Ripple currently holds around 35.9 billion XRP in escrow, releasing 1 billion each month. However, the company frequently relocks a large portion of that supply, typically sending back to escrow around 800 million XRP per month, making most of it unavailable for active use. In addition to escrow, Ripple also holds 4.9 billion XRP outside of it for strategic purposes such as acquisitions and incentives. These tokens are not considered part of the liquid supply accessible to the broader market.
Just like Bitcoin, XRP suffers from early wallet losses. An estimated 5 to 8 billion XRP may be permanently inaccessible due to lost keys or abandoned wallets. Institutional holders, including Ripple founders and major early adopters, collectively hold between 20 and 25 billion XRP. These tokens rarely move and are typically held in a long-term position, further shrinking the liquid supply.
With the recent launch of automated market makers and the gradual expansion of DeFi on the XRP Ledger, more XRP is being committed to liquidity pools and decentralized applications. Though still in its early stages, this trend introduces an additional layer of long-term lockup, further tightening the available supply. The most recent data shows that 12.48 million XRP tokens are currently locked in AMM pools.
Taking all these factors into account, Ripple’s escrow, inaccessible tokens, long-term holders, and DeFi commitments, the developer concludes that only 12 to 15 billion XRP are likely available for immediate business use. This represents just 12% to 15% of the total 100 billion supply. As use cases like on-demand liquidity, CBDC settlement, and asset tokenization increase, demand for XRP utility could begin to outpace available supply.

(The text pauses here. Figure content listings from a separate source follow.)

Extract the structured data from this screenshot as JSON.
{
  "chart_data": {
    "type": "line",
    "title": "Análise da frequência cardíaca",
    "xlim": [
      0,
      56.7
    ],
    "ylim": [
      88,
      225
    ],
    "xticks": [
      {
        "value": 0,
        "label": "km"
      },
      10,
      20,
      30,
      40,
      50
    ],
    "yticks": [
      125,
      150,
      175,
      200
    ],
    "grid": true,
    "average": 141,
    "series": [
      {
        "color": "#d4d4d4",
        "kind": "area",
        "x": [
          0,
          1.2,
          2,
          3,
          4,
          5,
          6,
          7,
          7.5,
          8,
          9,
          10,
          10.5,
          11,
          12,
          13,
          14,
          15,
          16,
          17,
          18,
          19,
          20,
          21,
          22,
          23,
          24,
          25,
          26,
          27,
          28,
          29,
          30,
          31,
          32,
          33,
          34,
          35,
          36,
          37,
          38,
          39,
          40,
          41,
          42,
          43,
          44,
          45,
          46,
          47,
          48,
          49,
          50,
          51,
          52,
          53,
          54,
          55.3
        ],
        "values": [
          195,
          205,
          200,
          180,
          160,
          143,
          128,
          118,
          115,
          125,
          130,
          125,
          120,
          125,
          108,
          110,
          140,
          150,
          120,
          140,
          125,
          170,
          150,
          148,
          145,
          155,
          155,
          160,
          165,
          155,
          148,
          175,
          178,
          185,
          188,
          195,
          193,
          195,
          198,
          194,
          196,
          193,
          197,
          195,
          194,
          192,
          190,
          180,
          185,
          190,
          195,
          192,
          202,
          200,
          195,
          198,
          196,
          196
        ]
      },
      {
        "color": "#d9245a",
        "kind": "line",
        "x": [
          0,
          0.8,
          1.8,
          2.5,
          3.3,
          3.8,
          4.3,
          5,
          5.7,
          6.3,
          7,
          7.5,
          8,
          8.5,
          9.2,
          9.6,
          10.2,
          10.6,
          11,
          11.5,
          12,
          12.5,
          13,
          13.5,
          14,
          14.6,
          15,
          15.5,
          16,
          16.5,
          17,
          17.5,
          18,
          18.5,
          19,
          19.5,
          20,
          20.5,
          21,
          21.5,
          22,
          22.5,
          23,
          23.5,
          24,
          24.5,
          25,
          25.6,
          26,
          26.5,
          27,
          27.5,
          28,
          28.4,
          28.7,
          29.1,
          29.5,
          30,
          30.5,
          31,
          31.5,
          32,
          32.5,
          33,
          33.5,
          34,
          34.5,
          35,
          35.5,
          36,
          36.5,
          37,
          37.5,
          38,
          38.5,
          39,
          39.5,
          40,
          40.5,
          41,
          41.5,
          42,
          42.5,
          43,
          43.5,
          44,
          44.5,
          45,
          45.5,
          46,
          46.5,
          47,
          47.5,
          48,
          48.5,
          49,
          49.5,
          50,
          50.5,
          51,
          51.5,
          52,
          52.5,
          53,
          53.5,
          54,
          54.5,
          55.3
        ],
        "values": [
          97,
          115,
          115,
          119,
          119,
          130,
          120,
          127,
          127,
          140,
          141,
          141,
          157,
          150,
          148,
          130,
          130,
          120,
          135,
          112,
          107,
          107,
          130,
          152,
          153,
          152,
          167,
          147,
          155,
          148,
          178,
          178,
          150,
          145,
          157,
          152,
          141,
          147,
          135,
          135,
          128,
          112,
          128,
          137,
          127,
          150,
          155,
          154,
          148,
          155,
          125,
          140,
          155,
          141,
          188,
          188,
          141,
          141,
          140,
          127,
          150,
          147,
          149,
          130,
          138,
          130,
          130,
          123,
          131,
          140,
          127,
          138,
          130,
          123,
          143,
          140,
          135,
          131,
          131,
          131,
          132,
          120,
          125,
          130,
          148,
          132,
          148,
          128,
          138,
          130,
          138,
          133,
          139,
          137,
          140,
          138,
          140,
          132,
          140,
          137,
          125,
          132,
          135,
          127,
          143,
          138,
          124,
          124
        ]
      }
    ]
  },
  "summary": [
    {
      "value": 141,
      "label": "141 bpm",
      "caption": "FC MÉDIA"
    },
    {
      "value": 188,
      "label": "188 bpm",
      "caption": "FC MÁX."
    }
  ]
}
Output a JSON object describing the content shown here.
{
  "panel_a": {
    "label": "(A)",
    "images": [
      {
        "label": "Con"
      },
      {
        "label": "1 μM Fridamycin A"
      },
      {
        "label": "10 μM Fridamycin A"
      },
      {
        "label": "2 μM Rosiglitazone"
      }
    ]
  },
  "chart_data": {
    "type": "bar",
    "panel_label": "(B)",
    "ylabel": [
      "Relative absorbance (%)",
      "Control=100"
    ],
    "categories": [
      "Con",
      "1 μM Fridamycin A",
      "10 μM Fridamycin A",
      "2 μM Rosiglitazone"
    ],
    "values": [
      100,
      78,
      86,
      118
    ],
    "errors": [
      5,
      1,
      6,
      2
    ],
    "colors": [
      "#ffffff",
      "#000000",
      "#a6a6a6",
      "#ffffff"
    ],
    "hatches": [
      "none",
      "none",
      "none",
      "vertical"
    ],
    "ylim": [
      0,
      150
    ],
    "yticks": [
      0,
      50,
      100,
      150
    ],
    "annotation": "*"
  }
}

With such a limited float, any meaningful surge in adoption or institutional use may result in a rapid repricing of the asset as markets adjust to the real liquidity constraints.
The developer's insights into the liquidity of XRP provide a more nuanced understanding of its potential and limitations, highlighting the importance of liquidity in determining the value and utility of a digital asset. The scarcity argument for XRP underscores its potential value as a digital asset, particularly in the context of institutional payments and cross-border transactions. The developer's analysis indicates that XRP's liquidity is a critical factor in its adoption and usage, as it directly impacts its ability to facilitate seamless and efficient transactions.